Si racconta che mentre i populisti si appropriavano del balcone di Stato, lui abbia chiuso gli occhi e spento il telefono ascoltando le note del maestro Ennio Morricone. E cosi, mentre l’Italia spaventata lo cercava, Sergio Mattarella lasciava andare indietro il capo e si smarriva all’auditorium Parco della Musica dove si celebravano i 90 anni del compositore e le urla di palazzo Chigi non potevano arrivare.

E cosi, ogni notte, se ne sta al Colle più alto a studiare la carta costituzionale e come quei predicatori mandati a evangelizzare gli stranieri, Mattarella si difende, e difende il paese, con gli articoli dei padri costituenti. Da questo libro che ormai tiene sul comodino e che gli concilia il sonno, Mattarella ha ritagliato quell’articolo 97 che impone alla politica conti solidi perché “occorre assicurare l’equilibrio di bilancio e la sostenibilità del debito pubblico”. E c’è sicuramente la fede del siciliano nella parola scritta, nel ragionamento ostinato, nel tentativo di questo professore palermitano di addomesticare il populismo che lui, suo malgrado, ha incoronato governo, c’è ancora la fiducia del servitore delle istituzioni nei suoi richiami che fanno solo il solletico a Matteo Salvini che non a caso risponde: «Dell’Europa me ne frego».

A Latina, dove i sanculotti della Lega acclamavano l’aviatore che vuole bombardare Bruxelles, il nome di Mattarella veniva insolentito e prima ancora, a maltrattarlo, ci avevano pensato i balordi incappucciati del M5s che ne chiedevano addirittura l’impeachment su Twitter. Tra chi lo derideva senza nascondersi c’era Marcello Foa, giornalista che i quotidiani Le Monde e The Guardian hanno definito “fake news journalist”. In pratica, un impostore. A due mesi da quel pomeriggio in cui Mattarella ha lasciato giurare sulla Costituzione gli uomini che quella carta oggi la bestemmiano, Foa è stato eletto presidente della Rai. Anche la nomina di Giovanni Tria a ministro dell’Economia, che tutti abbiamo salutato come la fronte alta di Mattarella, insomma un suo successo, rischia di preparare la strada allo stregone che teorizza l’uscita dall’Euro, quel Paolo Savona che i populisti sognano sempre far accomodare proprio al posto di Tria.

E forse, bisognava comprendere che Mattarella non fosse l’uomo adatto a questo tempo osservando il suo portavoce Giovanni Grasso che, nei giorni delle consultazioni, assisteva alla marcia di Salvini e di Luigi Di Maio come quegli anziani che nel passo dei nipoti sentono già l’odore di bruciato della casa.

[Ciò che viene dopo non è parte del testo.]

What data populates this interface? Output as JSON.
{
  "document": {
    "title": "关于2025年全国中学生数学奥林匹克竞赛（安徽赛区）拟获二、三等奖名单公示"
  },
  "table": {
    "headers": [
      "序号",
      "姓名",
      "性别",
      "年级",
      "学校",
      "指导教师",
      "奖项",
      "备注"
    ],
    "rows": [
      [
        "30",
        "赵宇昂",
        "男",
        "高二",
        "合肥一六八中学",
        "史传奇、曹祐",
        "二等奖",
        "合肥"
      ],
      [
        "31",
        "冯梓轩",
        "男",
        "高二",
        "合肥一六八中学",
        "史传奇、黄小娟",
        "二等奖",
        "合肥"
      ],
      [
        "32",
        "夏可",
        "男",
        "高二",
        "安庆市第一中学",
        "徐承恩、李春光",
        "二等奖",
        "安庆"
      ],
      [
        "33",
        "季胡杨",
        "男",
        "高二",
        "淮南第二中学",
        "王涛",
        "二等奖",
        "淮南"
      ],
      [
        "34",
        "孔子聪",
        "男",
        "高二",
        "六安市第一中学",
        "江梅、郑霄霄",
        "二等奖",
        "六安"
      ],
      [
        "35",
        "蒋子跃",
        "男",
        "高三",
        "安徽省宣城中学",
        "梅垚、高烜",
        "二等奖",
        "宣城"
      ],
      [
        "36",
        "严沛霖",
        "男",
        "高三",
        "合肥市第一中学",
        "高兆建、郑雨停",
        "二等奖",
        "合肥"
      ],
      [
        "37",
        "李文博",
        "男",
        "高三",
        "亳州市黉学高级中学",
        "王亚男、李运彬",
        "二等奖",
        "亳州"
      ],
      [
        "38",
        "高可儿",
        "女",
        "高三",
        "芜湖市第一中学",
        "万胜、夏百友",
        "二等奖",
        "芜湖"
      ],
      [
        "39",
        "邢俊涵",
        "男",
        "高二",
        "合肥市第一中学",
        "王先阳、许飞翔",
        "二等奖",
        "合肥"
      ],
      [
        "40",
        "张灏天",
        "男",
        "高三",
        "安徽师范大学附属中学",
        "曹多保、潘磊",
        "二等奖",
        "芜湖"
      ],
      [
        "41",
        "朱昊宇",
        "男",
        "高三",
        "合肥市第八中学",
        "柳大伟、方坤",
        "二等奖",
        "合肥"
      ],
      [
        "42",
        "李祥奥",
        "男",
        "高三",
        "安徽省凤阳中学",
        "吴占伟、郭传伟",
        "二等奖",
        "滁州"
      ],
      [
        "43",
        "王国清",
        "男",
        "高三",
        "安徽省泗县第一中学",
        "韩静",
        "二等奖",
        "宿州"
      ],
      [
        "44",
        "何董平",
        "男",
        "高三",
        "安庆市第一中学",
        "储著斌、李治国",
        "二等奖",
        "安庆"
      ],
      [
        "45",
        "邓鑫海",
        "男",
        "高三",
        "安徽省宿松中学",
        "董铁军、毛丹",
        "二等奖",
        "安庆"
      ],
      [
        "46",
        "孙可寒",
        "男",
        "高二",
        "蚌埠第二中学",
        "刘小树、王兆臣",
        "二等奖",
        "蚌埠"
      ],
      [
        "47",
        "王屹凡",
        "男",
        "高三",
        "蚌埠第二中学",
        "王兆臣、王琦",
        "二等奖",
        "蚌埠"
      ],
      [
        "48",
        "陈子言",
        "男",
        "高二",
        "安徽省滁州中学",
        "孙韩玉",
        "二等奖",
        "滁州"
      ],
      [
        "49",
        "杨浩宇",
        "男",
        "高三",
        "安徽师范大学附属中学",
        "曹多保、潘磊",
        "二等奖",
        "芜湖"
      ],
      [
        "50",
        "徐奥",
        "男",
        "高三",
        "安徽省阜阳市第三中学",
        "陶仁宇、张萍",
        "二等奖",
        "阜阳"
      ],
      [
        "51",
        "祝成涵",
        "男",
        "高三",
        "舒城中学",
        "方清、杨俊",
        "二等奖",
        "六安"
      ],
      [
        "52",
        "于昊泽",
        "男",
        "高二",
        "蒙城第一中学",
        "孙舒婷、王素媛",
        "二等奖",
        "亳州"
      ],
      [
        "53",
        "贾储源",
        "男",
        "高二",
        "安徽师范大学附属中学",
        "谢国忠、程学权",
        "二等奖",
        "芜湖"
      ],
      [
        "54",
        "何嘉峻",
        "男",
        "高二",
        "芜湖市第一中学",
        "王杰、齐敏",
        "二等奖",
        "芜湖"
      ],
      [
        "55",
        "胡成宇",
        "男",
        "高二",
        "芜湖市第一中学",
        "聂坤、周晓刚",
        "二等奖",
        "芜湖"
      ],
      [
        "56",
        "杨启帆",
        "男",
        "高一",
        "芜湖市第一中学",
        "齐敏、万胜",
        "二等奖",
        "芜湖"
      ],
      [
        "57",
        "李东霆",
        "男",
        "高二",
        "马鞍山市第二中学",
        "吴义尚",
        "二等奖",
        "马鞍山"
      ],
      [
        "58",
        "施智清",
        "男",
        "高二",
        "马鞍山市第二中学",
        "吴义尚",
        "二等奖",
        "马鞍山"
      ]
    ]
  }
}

Perfino la cavalleria di Mattarella, i ragionieri di Stato, è stata fatta prigioniera da Rocco Casalino, il portavoce del premier Giuseppe Conte, che ha promesso i “coltelli” per questi “pezzi di m…”.

Mattarella ha dovuto inghiottire anche questa insopportabile impudenza. E c’è da credere che, se non fosse per il bene di Genova, avrebbe inseguito con la ramazza quel pasticcione del ministro delle Infrastrutture, Danilo Toninelli, che anziché costruire un ponte vero giocava con il modellino insieme a Bruno Vespa o che, ancora avrebbe voluto smascherare questi gabbamondo che pensavano solo a come meglio castigare (i Benetton) ma non a come riconsegnare il ponte ai genovesi. Uomo luttuoso come si dice dei siciliani – ma Mattarella ancora di più per quella sciagura che ha condizionato la sua vita – ogni giorno che passa sembra un presidente piegato dal caso, da quell’imponderabile fatalità che gli è caduta sulle spalle alte e strette ma mai come in queste ore schiacciate.

Mattarella rimane al Quirinale a montare la guardia con la malinconia degli sconfitti, quegli uomini a cui i vincitori hanno concesso di mantenere il palazzo ma solo per fargli comprendere quanto più smisurato sia il loro esilio.